ROYAL BANK of Scotland has decided to withdraw from the stakeholder pensions market after experiencing a "limited demand" for the products, reports the Scotsman.
RBS' move will withdraw its range of stakeholder products sold through its Royal Scottish Assurance and NatWest Life subsidiaries. Customers holding a stakeholder policy with the group will be transferred to Norwich Union - which already acts as fund manager for the two RBS life assurance operations.
A spokesman for RBS told the Scotsman: "We have seen limited demand for the product since its launch in 2001 and as a result have concluded that the needs of our existing stakeholder pension customers can be best served by closing the existing scheme and recommending our life & pensions partner Norwich Union."
While the decision comes as a further blow to the government’s flagship savings scheme, it has also raised speculation RBS will close Royal Scottish Assurance and NatWest Life following "depolarisation" in the savings industry.
MEANWHILE, EUROTUNNEL yesterday called for the complete restructuring of the cross-Channel rail industry as it crashed £1.33bn into the red at the full-year.
The Daily Telegraph says the tunnel operator has proposed to “significantly reduce” some of its charges in return for the industry’s assistance in refinancing its business ahead of its repayment plan which starts in two-years time.
Eurotunnel is currently in crisis talks with the UK and French governments, triggered by its requirement in 2006 to begin making capital repayments on its £6.4bn debt.
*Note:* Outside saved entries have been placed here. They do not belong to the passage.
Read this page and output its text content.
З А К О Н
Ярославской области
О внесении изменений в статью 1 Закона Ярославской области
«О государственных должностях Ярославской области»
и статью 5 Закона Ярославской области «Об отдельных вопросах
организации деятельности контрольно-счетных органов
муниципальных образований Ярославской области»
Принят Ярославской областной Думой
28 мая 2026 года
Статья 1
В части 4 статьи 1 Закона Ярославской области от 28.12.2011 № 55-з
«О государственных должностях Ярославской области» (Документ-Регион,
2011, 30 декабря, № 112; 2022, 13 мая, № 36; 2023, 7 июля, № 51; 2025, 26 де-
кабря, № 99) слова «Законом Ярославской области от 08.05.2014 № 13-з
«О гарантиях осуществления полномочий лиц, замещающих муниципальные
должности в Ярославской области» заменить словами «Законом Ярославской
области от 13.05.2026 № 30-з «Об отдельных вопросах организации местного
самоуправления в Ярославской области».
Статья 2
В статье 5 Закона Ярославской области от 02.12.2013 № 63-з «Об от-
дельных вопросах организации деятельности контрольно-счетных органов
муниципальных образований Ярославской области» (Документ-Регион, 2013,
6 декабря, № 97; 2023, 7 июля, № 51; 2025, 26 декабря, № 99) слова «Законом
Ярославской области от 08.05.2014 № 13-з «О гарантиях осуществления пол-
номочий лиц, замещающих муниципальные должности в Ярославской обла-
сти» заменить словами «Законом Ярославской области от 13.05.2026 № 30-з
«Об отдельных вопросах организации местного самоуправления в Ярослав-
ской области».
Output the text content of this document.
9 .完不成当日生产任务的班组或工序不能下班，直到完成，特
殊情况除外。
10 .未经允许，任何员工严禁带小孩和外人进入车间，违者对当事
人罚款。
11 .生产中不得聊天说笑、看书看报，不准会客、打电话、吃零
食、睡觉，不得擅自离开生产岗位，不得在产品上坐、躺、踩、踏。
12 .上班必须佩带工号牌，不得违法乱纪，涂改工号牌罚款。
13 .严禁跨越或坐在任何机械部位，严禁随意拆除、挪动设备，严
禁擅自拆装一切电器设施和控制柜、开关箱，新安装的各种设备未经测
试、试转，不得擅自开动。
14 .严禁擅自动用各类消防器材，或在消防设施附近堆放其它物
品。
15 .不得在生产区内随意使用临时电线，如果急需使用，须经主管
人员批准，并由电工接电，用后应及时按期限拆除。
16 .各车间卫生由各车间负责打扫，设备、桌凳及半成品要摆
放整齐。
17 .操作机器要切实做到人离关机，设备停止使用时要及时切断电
At the moment, the company is in no position to do so, after yesterday revealing its £315m of cash flow was not even enough to cover a £318m interest bill.
ANOTHER COMPANY dealt a hefty blow yesterday was the mobile computing group Psion, which nearly lost a third of its market value after it announced that Nokia would buy its entire stake in Symbian, a company that makes software for mobile handsets, writes the Times.
The company, which was once listed in the FTSE 100, plans to sell its 31.1% stake in Symbian for £135.7m – currently its single biggest asset.
The deal has raised concerns among investors for the long-term future of Psion as its main business will be Psion Teklogix, an only marginally profitable company.